The final values used for the model were alpha = 1 and lambda = 0.004328761.
With lasso reg the optimal lambda is 0.004328761 and the RMSE is 0.6630948. Once again better than OLS.
coef.lasso <- coef(model.lasso$finalModel, model.lasso$bestTune$lambda)
hist(as.vector(coef.lasso))
length(which(coef.lasso[,1] == 0))
[1] 78
This time we have 78 coefficients set to zero. This happened because lasso can fully set coefficients it finds useless to zero.
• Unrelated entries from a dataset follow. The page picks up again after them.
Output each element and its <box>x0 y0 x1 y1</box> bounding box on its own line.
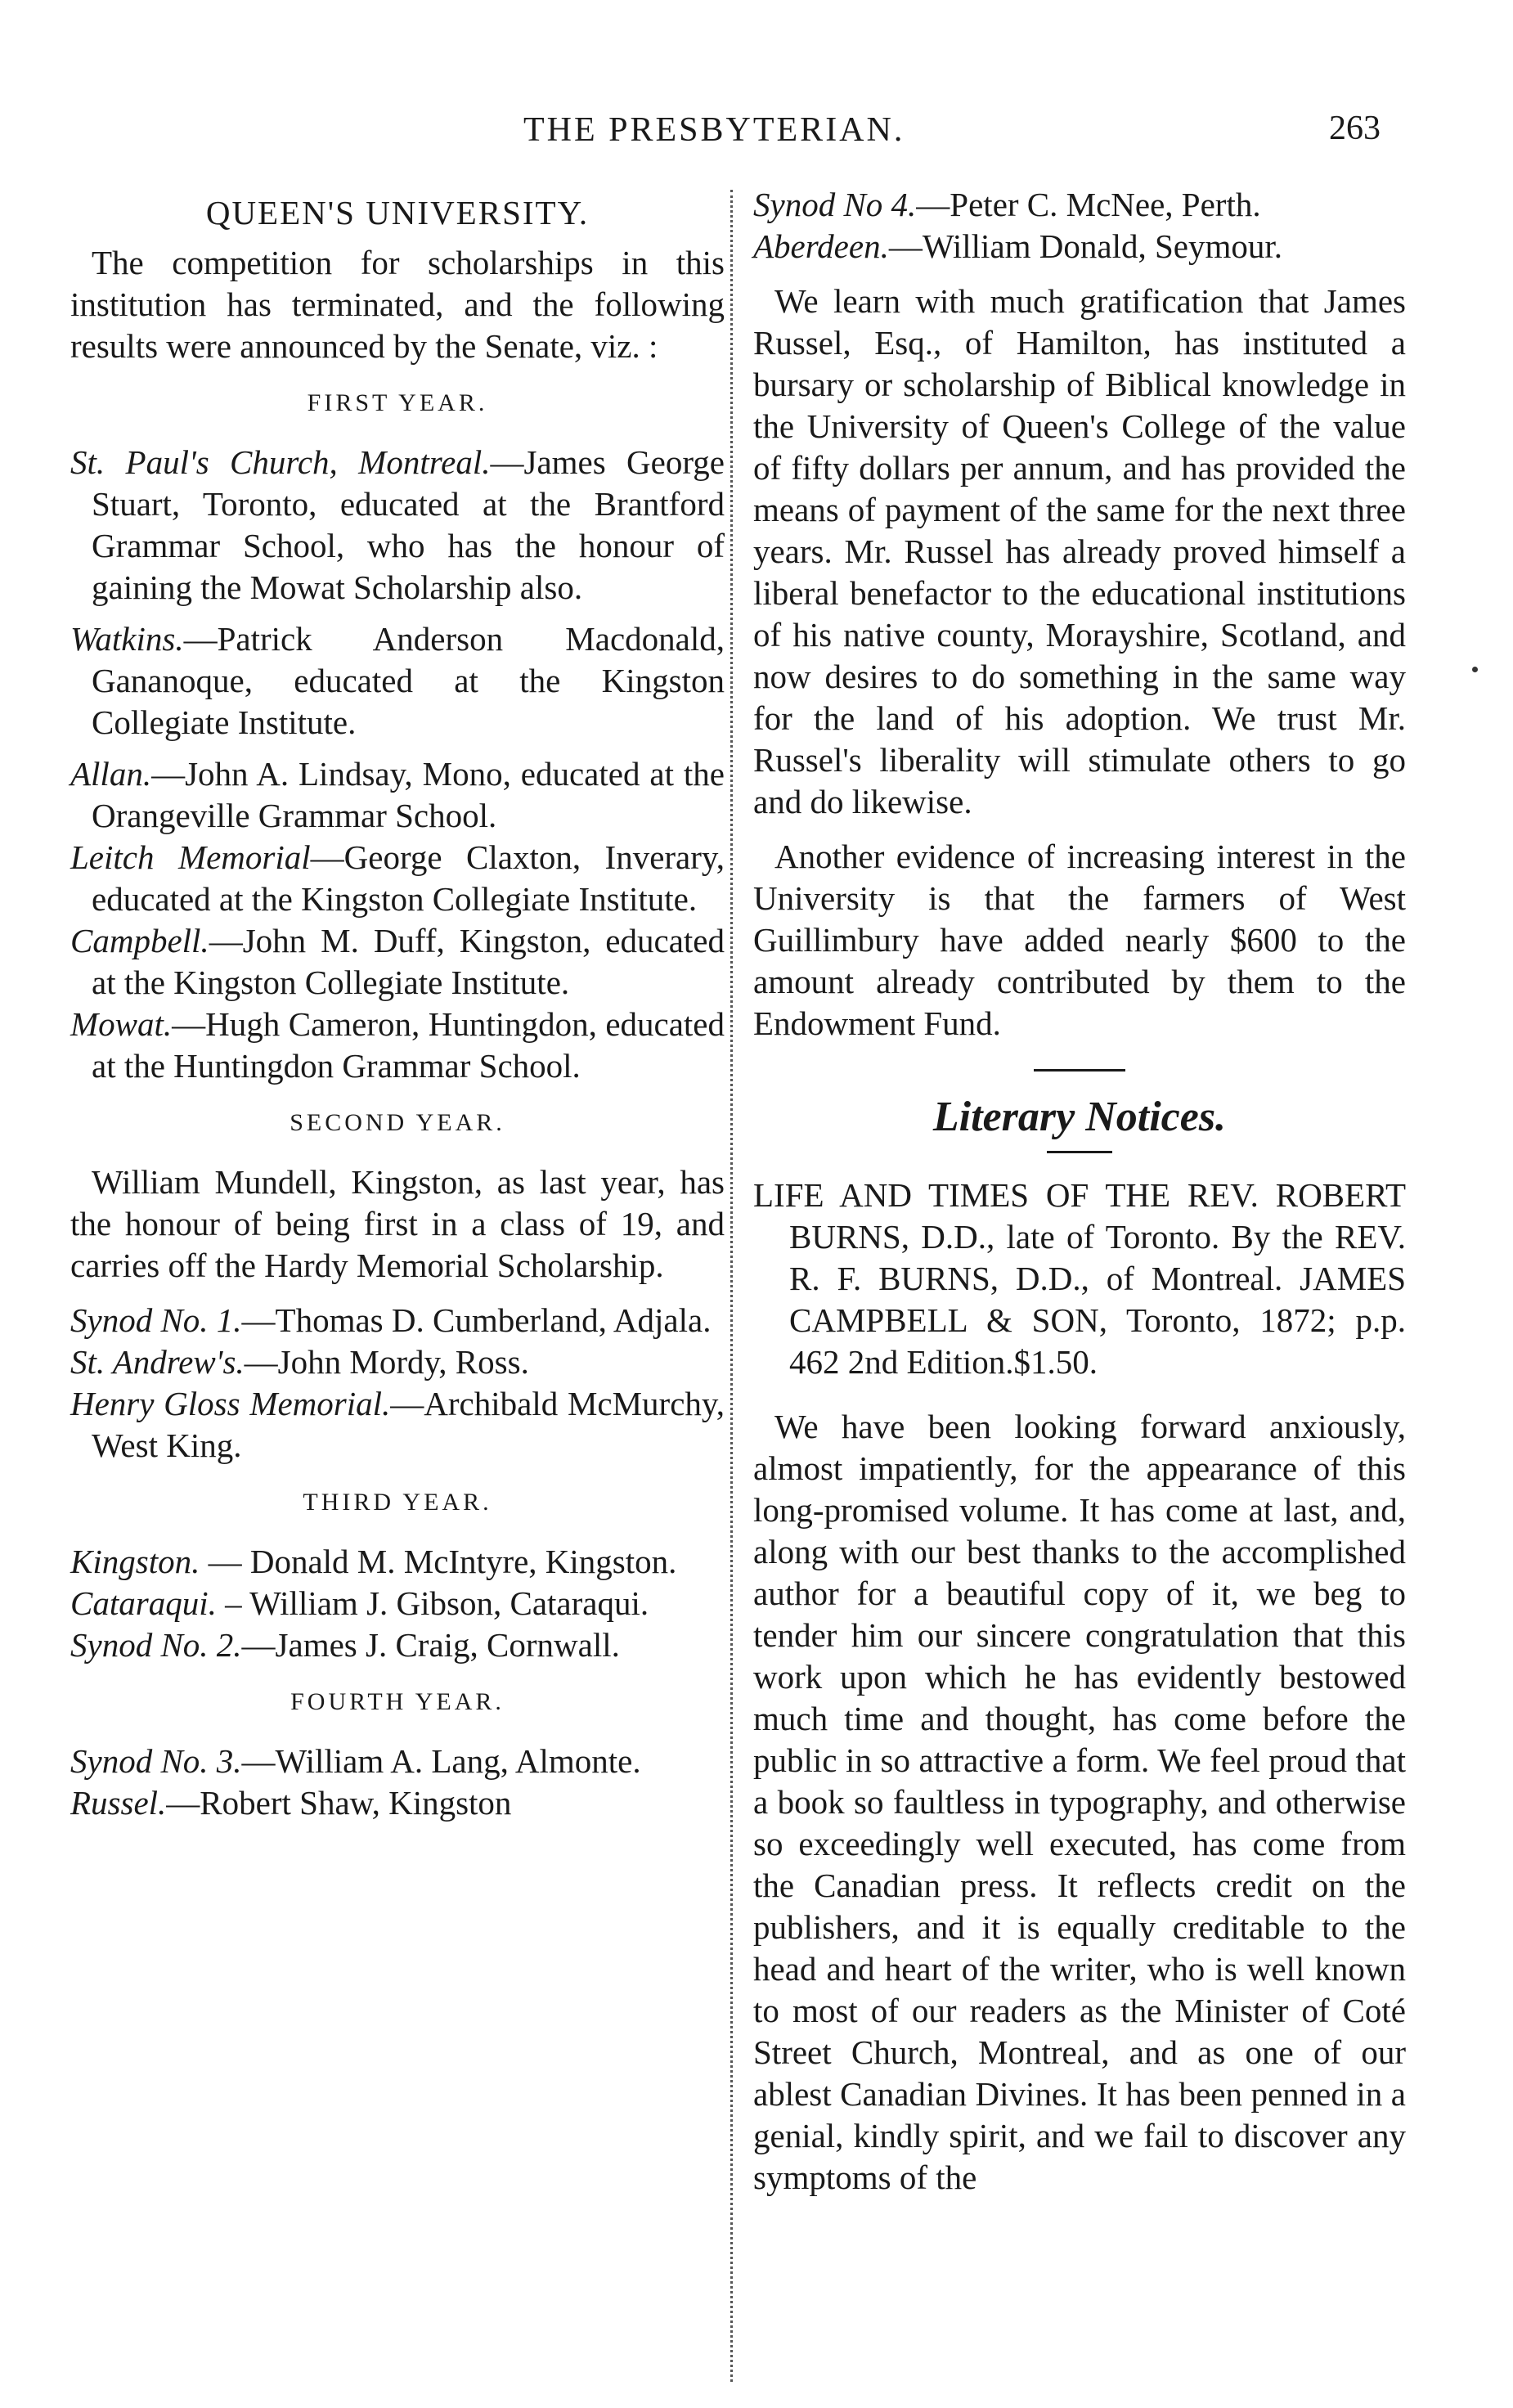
entry-text: —Thomas D. Cumberland, Adjala. <box>241 1301 712 1339</box>
entry-tag: St. Andrew's. <box>70 1343 245 1381</box>
entry-text: —James J. Craig, Cornwall. <box>241 1626 620 1664</box>
entry-text: —John Mordy, Ross. <box>244 1343 529 1381</box>
bursary-paragraph: We learn with much gratification that James Russel, Esq., of Hamilton, has instituted a bursary or scholarship of Biblical knowledge in the University of Queen's College of the value of fifty dollars per annum, and has provided the means of payment of the same for the next three years. Mr. Russel has already proved himself a liberal benefactor to the educational institutions of his native county, Morayshire, Scotland, and now desires to do something in the same way for the land of his adoption. We trust Mr. Russel's liberality will stimulate others to go and do likewise. <box>753 282 1406 820</box>
literary-notices-heading: Literary Notices. <box>932 1094 1227 1140</box>
section-rule-top <box>1034 1069 1125 1071</box>
entry-text: —John A. Lindsay, Mono, educated at the Orangeville Grammar School. <box>92 755 725 834</box>
intro-paragraph: The competition for scholarships in this institution has terminated, and the following results were announced by the Senate, viz. : <box>70 244 725 365</box>
book-citation: LIFE AND TIMES OF THE REV. ROBERT BURNS, D.D., late of Toronto. By the REV. R. F. BURNS, D.D., of Montreal. JAMES CAMPBELL & SON, Toronto, 1872; p.p. 462 2nd Edition.$1.50. <box>753 1176 1406 1381</box>
entry <box>70 1624 725 1666</box>
second-year-label: SECOND YEAR. <box>290 1109 505 1136</box>
entry <box>70 920 725 1004</box>
entry-text: —Hugh Cameron, Huntingdon, educated at the Huntingdon Grammar School. <box>92 1005 725 1085</box>
entry-tag: Synod No. 1. <box>70 1301 242 1339</box>
entry-text: —William A. Lang, Almonte. <box>241 1742 641 1780</box>
entry-text: —Patrick Anderson Macdonald, Gananoque, educated at the Kingston Collegiate Institute. <box>92 620 725 741</box>
review-paragraph: We have been looking forward anxiously, almost impatiently, for the appearance of this long-promised volume. It has come at last, and, along with our best thanks to the accomplished author for a beautiful copy of it, we beg to tender him our sincere congratulation that this work upon which he has evidently bestowed much time and thought, has come before the public in so attractive a form. We feel proud that a book so faultless in typography, and otherwise so exceedingly well executed, has come from the Canadian press. It reflects credit on the publishers, and it is equally creditable to the head and heart of the writer, who is well known to most of our readers as the Minister of Coté Street Church, Montreal, and as one of our ablest Canadian Divines. It has been penned in a genial, kindly spirit, and we fail to discover any symptoms of the <box>753 1408 1406 2196</box>
entry-text: —Peter C. McNee, Perth. <box>916 186 1261 223</box>
entry-tag: Synod No 4. <box>753 186 917 223</box>
entry-tag: Synod No. 3. <box>70 1742 242 1780</box>
right-column <box>753 184 1406 2199</box>
entry-tag: Kingston. <box>70 1543 200 1580</box>
first-year-label: FIRST YEAR. <box>307 389 488 416</box>
entry <box>70 837 725 920</box>
entry-text: —James George Stuart, Toronto, educated at the Brantford Grammar School, who has the honour of gaining the Mowat Scholarship also. <box>92 443 725 606</box>
entry <box>70 1300 725 1341</box>
entry <box>70 618 725 744</box>
entry-tag: Cataraqui. <box>70 1584 217 1622</box>
entry <box>70 753 725 837</box>
column-divider <box>730 190 733 2382</box>
entry-text: —George Claxton, Inverary, educated at the Kingston Collegiate Institute. <box>92 838 725 918</box>
entry <box>70 1383 725 1467</box>
entry <box>70 1782 725 1824</box>
fourth-year-label: FOURTH YEAR. <box>290 1688 505 1715</box>
endowment-paragraph: Another evidence of increasing interest in the University is that the farmers of West Guillimbury have added nearly $600 to the amount already contributed by them to the Endowment Fund. <box>753 838 1406 1042</box>
entry-tag: Russel. <box>70 1784 167 1822</box>
entry-tag: Synod No. 2. <box>70 1626 242 1664</box>
entry <box>753 226 1406 267</box>
entry-tag: Aberdeen. <box>753 227 889 265</box>
entry-tag: St. Paul's Church, Montreal. <box>70 443 491 481</box>
entry-tag: Allan. <box>70 755 152 793</box>
entry-tag: Henry Gloss Memorial. <box>70 1385 391 1422</box>
left-column <box>70 184 725 1824</box>
entry <box>70 1583 725 1624</box>
entry <box>753 184 1406 226</box>
running-head: THE PRESBYTERIAN. <box>523 111 905 149</box>
entry-tag: Leitch Memorial <box>70 838 311 876</box>
section-rule-bottom <box>1047 1151 1112 1153</box>
entry <box>70 1741 725 1782</box>
second-year-intro: William Mundell, Kingston, as last year, has the honour of being first in a class of 19, and carries off the Hardy Memorial Scholarship. <box>70 1163 725 1284</box>
third-year-label: THIRD YEAR. <box>303 1489 492 1516</box>
ink-speck <box>1472 667 1478 672</box>
entry <box>70 1004 725 1087</box>
entry-text: —John M. Duff, Kingston, educated at the Kingston Collegiate Institute. <box>92 922 725 1001</box>
entry-text: —William Donald, Seymour. <box>888 227 1283 265</box>
entry <box>70 1341 725 1383</box>
entry-text: —Robert Shaw, Kingston <box>166 1784 512 1822</box>
entry <box>70 1541 725 1583</box>
section-heading-queens: QUEEN'S UNIVERSITY. <box>205 194 590 231</box>
entry-text: — Donald M. McIntyre, Kingston. <box>200 1543 677 1580</box>
entry-text: – William J. Gibson, Cataraqui. <box>216 1584 649 1622</box>
entry-tag: Watkins. <box>70 620 184 658</box>
entry-text: —Archibald McMurchy, West King. <box>92 1385 725 1464</box>
entry-tag: Mowat. <box>70 1005 173 1043</box>
entry-tag: Campbell. <box>70 922 209 959</box>
entry <box>70 442 725 609</box>
page-number: 263 <box>1329 110 1381 147</box>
Since LASSO regression has the smallest test RMSE (and largest R^2) compared to OLS, KNN, and ridge regression, it is the best performing model. This makes sense because the dataset contains a large number of predictors, many of which are likely not important. LASSO is effective in this setting because it can set some coefficients exactly equal to 0, effectively removing irrelevant variables and reducing noise.